摘要: 在基于神经隐式表面学习的多视图三维重建过程中,复杂物体的几何形状和外观表示存在潜在的模糊性。因此,物体的几何细节信息在纹理稀疏区域、边界区域与较大光滑区域中容易丢失,难以精确恢复。为解决这个问题,提出了一种基于多视图混合一致性约束的神经隐式表面重建方法。该方法采用多视图立体(MVS)、多视图光度一致性与特征一致性、体渲染技术来优化隐式表面表示,从而重建具有精细几何细节的复杂物体模型。首先,提出了一个基于多视图立体的稠密点生成模块,通过MVS生成稠密点,来补充物体表面纹理稀疏区域与边界区域的细节信息,从而实现物体表面的多视图几何优化。其次,提出了多视图混合一致性约束模块,通过符号距离函数(SDF)定位零水平集,利用多视图光度一致性约束来对物体光滑区域进行几何约束,监督所提取的隐式表面,并对经过线性插值的SDF过零处的表面点应用多视图特征一致性约束,弥补纹理稀疏区域或结构复杂区域像素匹配的误差,从而优化物体重建模型。最后,通过应用体渲染技术,利用隐式的SDF得出高质量的图像渲染,以实现复杂物体的精确表面重建。实验结果表明,在DTU数据集中,相比于Colmap等方法,所提方法峰值信噪比(PSNR)提升了40.3%以上,实现了物体表面的精确重建。

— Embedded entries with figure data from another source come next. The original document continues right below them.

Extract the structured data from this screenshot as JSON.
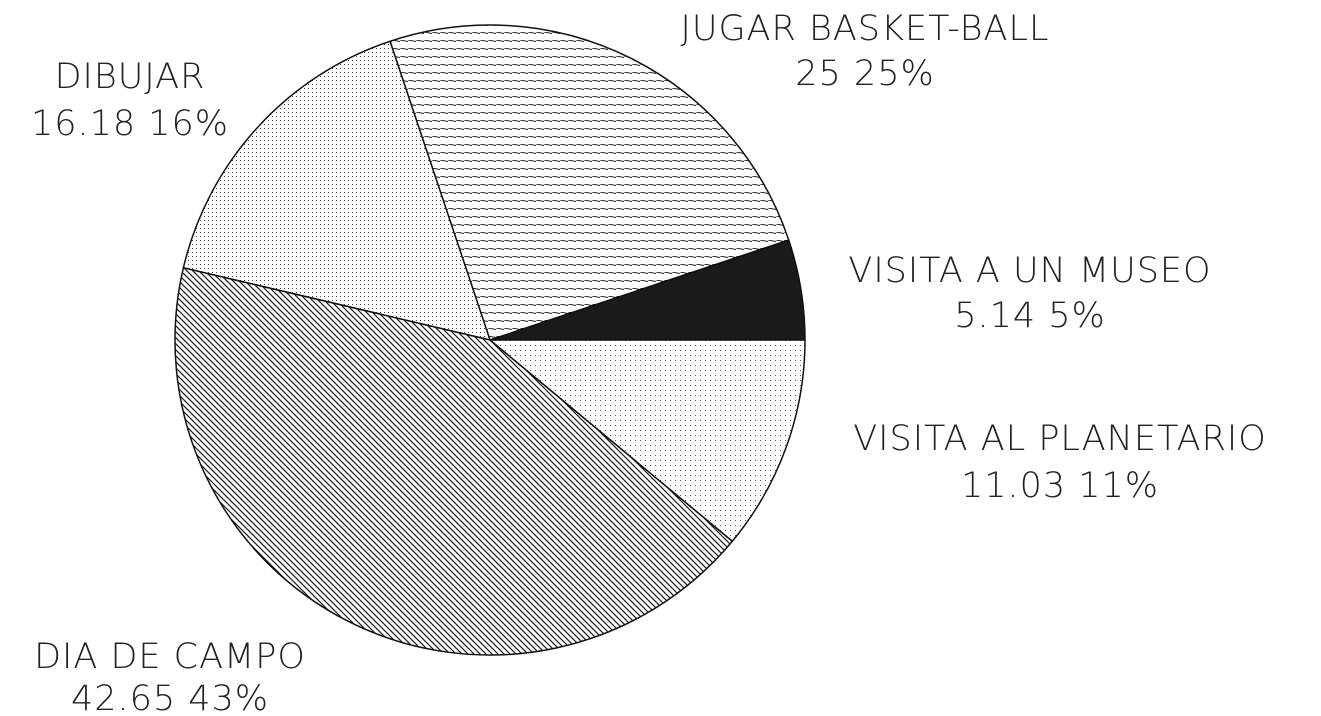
{
  "chart_data": {
    "type": "pie",
    "categories": [
      "VISITA A UN MUSEO",
      "JUGAR BASKET-BALL",
      "DIBUJAR",
      "DIA DE CAMPO",
      "VISITA AL PLANETARIO"
    ],
    "values": [
      5.14,
      25,
      16.18,
      42.65,
      11.03
    ],
    "value_labels": [
      "5.14 5%",
      "25 25%",
      "16.18 16%",
      "42.65 43%",
      "11.03 11%"
    ]
  }
}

Abstract: In the process of multi-view 3D reconstruction based on neural implicit surface learning, there are inherent ambiguities in the representation of the geometric shape and appearance of complex object. Therefore, fine geometric details of the object are prone to being lost in sparse texture areas, boundary, and large smooth surfaces, making accurate recovery difficult. To address this issue, a novel neural implicit surface reconstruction method based on multi-view mixed consistency constraints is proposed. This method uses multi-view stereo (MVS), multi-view photometric consistency, feature consistency, and volume rendering techniques to optimize the implicit surface representation, enabling the reconstruction of object models with fine geometric details. Firstly, a dense point generation module based on multi-view stereo is proposed, which generates dense points through MVS to supplement detail information in sparse texture and boundary of the object surface, achieving multi-view geometric optimization of the object surface. Secondly, a multi-view mixed consistency constraints module is introduced, which uses the signed distance function (SDF) to locate the zero-level set. It applies multi-view photometric consistency constraints to impose geometric constraints on the smooth regions of the object, supervising the extracted implicit surface. Additionally, multi-view feature consistency constraints are applied to surface points at the zero-crossing of the linearly interpolated SDF, compensating for pixel matching errors in texture-sparse or structurally complex regions, thereby optimizing the object reconstruction model. Finally, volume rendering technology is applied to produce high-quality image renderings from the implicit SDF, enabling precise surface reconstruction of objects. Experimental results show that, compared to methods like Colmap, the proposed method achieves a improvement in peak signal-to-noise ratio (PSNR), increasing by over 40.3% on the DTU dataset, and successfully enables accurate surface reconstruction of the objects.